Founder events drive homozygosity
The analysis revealed extensive homozygosity (identical gene copies) and identity-by-descent sharing (of chromosomal regions) among individuals. In this sample, which contains fewer than 2,700 individuals, there is at least one other individual related in the fourth degree or closer to each subject. The level of homozygosity (sharing identical gene copies) is two to nine times higher compared to East Asians or Europeans.
Founder events (caused by the formation of a gene pool from a small number of founder individuals by endogamy or consanguinity) reduce genetic variation, increase the chances of inheriting a disease-causing gene variant, and increase the risk of recessively inherited disease. Founder events account for 90% of homozygosity caused by descent in India.
"These findings underscore the extensive familial connections among Indians, reflecting historical, cultural, or social patterns such as endogamy."
Homozygosity and disease
Of the over 400,000 missense variants and putative loss-of-function variants catalogued in this study, over 40% (mostly extremely rare ones) are being described for the first time in a genomic survey. Approximately 214 are present in ClinVar, which annotates disease-causing variants associated with a variety of inborn and acquired diseases. These are present only in India. Homozygous deleterious mutations are more common in the South Asian hunter-gatherer ancestry, correlated with DNA markers of consanguinity and recent founder events.
Despite the overall low frequency of these variants, some occur at higher frequencies in some groups. For instance, the pathogenic variant L307P, which causes butyrylcholinesterase deficiency, increases the risk of muscle paralysis when exposed to muscle relaxants commonly used during anesthesia. It occurred in 15 individuals in the current study, eight of whom were from Telangana, as it is fairly common among the Vysyas of Andhra Pradesh and Telangana in southern India.
Being able to identify such variants and their distribution is helpful in understanding how the disease arises and preventing its occurrence.
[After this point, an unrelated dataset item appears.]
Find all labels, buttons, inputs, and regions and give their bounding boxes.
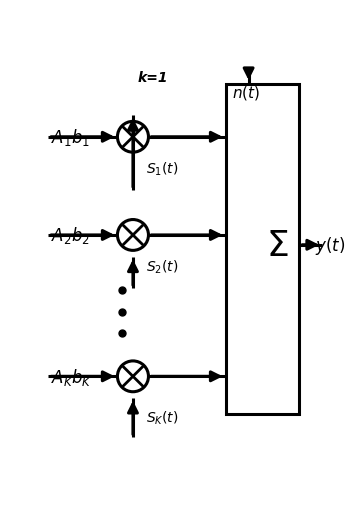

Neanderthal and Denisovan sequences
Indians retain the largest diversity of Neanderthal sequences (85% of globally identified variants), though East Asians have higher per-individual Neanderthal ancestry. Despite this, Oceanians have the highest proportion of Denisovan ancestry (about 2%), while Indians have about 0.1%. Over half of the Denisovan sequences are seen only in Indians.
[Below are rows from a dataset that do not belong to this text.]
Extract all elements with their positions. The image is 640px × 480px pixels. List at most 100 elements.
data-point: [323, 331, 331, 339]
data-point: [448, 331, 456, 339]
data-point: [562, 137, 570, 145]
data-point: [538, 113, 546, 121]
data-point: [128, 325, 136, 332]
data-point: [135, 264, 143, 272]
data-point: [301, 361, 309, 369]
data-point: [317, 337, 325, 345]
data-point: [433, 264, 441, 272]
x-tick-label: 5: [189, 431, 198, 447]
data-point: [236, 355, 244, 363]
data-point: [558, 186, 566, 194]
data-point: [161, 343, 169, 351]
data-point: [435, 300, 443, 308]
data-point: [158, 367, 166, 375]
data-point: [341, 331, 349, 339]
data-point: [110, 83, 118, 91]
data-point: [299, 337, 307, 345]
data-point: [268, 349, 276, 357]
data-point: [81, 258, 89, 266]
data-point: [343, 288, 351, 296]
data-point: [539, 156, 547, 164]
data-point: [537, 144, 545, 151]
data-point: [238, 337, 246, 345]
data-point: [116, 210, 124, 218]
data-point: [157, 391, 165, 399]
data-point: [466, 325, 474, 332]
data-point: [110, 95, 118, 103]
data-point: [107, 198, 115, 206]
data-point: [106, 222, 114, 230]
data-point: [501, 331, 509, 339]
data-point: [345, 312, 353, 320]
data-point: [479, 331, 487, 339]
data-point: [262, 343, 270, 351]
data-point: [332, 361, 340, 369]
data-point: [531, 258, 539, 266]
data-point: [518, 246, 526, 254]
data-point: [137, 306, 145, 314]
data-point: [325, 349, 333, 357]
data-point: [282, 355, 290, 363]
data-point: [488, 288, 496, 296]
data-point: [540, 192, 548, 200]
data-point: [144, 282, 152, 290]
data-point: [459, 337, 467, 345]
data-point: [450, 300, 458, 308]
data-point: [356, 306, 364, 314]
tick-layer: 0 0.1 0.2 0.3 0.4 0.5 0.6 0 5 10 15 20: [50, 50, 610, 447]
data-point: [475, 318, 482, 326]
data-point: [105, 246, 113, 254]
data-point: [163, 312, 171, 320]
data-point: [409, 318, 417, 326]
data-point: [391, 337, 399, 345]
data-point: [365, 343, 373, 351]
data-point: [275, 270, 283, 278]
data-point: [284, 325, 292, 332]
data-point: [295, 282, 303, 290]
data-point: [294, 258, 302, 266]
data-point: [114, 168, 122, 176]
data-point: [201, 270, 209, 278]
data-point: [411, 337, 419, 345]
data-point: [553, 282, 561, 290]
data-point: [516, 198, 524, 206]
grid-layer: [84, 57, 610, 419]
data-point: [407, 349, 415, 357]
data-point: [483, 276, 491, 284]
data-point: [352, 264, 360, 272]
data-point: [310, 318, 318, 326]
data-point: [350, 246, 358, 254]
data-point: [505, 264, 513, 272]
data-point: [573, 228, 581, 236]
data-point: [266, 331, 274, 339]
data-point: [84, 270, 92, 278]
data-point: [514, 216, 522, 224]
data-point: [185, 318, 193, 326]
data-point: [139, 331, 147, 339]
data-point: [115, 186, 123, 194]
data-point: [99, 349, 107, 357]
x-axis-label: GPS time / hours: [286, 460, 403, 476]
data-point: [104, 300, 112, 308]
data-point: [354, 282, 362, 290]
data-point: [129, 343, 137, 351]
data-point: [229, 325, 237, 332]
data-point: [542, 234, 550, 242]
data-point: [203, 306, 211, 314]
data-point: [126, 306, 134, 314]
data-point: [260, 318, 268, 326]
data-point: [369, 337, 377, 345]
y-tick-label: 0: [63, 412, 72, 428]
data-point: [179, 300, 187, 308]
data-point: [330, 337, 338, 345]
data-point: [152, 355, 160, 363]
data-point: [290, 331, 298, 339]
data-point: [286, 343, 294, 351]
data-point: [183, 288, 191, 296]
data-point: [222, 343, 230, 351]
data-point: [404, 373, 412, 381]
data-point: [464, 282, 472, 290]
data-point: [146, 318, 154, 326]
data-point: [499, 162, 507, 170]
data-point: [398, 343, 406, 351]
Many of these gene variants are implicated in adaptation, immunity, and a cluster of genes on chromosome 3 that increases the risk of severe disease with severe acute respiratory syndrome coronavirus 2 (SARS-CoV-2) infection.
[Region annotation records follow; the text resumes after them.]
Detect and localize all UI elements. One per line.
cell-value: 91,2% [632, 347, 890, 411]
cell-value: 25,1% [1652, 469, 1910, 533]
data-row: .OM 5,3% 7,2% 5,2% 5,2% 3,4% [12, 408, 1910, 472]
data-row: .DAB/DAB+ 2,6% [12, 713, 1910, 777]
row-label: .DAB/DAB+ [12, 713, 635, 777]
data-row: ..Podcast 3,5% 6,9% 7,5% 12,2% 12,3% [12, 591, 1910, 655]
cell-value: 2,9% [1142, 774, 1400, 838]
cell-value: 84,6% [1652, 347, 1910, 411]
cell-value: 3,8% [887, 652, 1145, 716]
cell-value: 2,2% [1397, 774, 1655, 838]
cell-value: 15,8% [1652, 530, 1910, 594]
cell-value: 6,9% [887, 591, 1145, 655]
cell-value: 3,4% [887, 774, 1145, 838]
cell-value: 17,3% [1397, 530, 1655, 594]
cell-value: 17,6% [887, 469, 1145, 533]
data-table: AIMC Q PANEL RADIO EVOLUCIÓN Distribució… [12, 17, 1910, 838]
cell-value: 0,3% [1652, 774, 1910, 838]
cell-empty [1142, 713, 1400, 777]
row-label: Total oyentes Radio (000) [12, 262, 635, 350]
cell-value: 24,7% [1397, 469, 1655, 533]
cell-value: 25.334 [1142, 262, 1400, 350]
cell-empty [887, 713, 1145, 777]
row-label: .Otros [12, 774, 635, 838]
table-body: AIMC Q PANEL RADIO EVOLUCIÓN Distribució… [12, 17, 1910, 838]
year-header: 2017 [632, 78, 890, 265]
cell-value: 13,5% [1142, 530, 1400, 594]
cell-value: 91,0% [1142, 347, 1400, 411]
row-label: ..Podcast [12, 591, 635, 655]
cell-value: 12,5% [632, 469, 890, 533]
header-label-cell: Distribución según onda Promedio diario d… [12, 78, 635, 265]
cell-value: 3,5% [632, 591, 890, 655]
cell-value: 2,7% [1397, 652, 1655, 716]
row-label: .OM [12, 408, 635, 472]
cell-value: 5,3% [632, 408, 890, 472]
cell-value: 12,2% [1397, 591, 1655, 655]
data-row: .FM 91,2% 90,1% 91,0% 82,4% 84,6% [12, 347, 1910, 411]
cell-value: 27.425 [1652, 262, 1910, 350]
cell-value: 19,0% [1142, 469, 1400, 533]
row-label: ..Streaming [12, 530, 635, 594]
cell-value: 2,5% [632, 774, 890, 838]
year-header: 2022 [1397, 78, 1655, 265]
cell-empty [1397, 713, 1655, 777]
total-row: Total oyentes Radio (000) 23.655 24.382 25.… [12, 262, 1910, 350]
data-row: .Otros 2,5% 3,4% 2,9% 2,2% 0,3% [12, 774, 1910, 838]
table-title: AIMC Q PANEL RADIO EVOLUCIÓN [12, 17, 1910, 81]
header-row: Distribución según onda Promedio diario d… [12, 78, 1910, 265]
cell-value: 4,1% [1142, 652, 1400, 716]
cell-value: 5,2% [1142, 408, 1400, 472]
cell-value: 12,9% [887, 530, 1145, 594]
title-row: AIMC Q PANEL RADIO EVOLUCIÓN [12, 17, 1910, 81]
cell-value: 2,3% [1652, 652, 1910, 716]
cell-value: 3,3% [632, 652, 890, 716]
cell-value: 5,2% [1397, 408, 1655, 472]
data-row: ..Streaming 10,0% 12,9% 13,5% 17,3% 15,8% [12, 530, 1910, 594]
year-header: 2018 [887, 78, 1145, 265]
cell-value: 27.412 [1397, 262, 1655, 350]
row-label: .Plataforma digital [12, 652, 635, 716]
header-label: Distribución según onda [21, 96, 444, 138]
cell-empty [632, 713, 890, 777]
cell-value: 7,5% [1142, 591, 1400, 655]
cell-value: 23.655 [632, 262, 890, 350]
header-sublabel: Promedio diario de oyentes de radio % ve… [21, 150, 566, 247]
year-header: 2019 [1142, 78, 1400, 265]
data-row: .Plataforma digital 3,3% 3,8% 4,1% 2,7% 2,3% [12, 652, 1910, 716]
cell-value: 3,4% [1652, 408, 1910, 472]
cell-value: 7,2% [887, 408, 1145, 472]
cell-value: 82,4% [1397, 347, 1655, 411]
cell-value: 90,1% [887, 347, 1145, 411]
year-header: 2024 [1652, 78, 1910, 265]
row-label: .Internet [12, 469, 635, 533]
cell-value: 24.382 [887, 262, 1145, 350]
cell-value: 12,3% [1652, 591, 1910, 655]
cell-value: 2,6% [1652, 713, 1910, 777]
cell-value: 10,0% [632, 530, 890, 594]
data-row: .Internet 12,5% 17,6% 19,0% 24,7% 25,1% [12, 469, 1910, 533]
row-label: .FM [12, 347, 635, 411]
This knowledge could help customize innovative therapies for autoimmune and infectious disorders in Indian populations.
At the same time, there were six and 13 regions with no trace of Neanderthal and Denisovan ancestry, respectively, including four without either. One of the latter houses the FOXP2 gene, implicated in human language development. Understanding the functions of these regions could help identify new gene variants associated with human-specific characteristics and diseases.
Conclusion
This fascinating study provides an overview of the genetic variation within India's populations and the contributions of different ancestral groups, from ancient to more recent times. It also underlines the effect of endogamy in increasing the frequency of homozygosity and pathogenic gene variants.
"The unique genetic structure of Indians underscores the importance of incorporating ancestry and homozygosity in future medical and functional genomics research."
These results require reference individuals across time and space, sometimes only one or two individuals. As more ancient samples become available, these relationships may need to be revised, as with the Iranian farmer ancestry, which relies on only two samples.
Being able to identify the genomic regions derived from each of the three major ancestral sources could reveal how adaptations to Indian conditions evolved and the origin of these adaptive genes, as well as identify disease susceptibility patterns.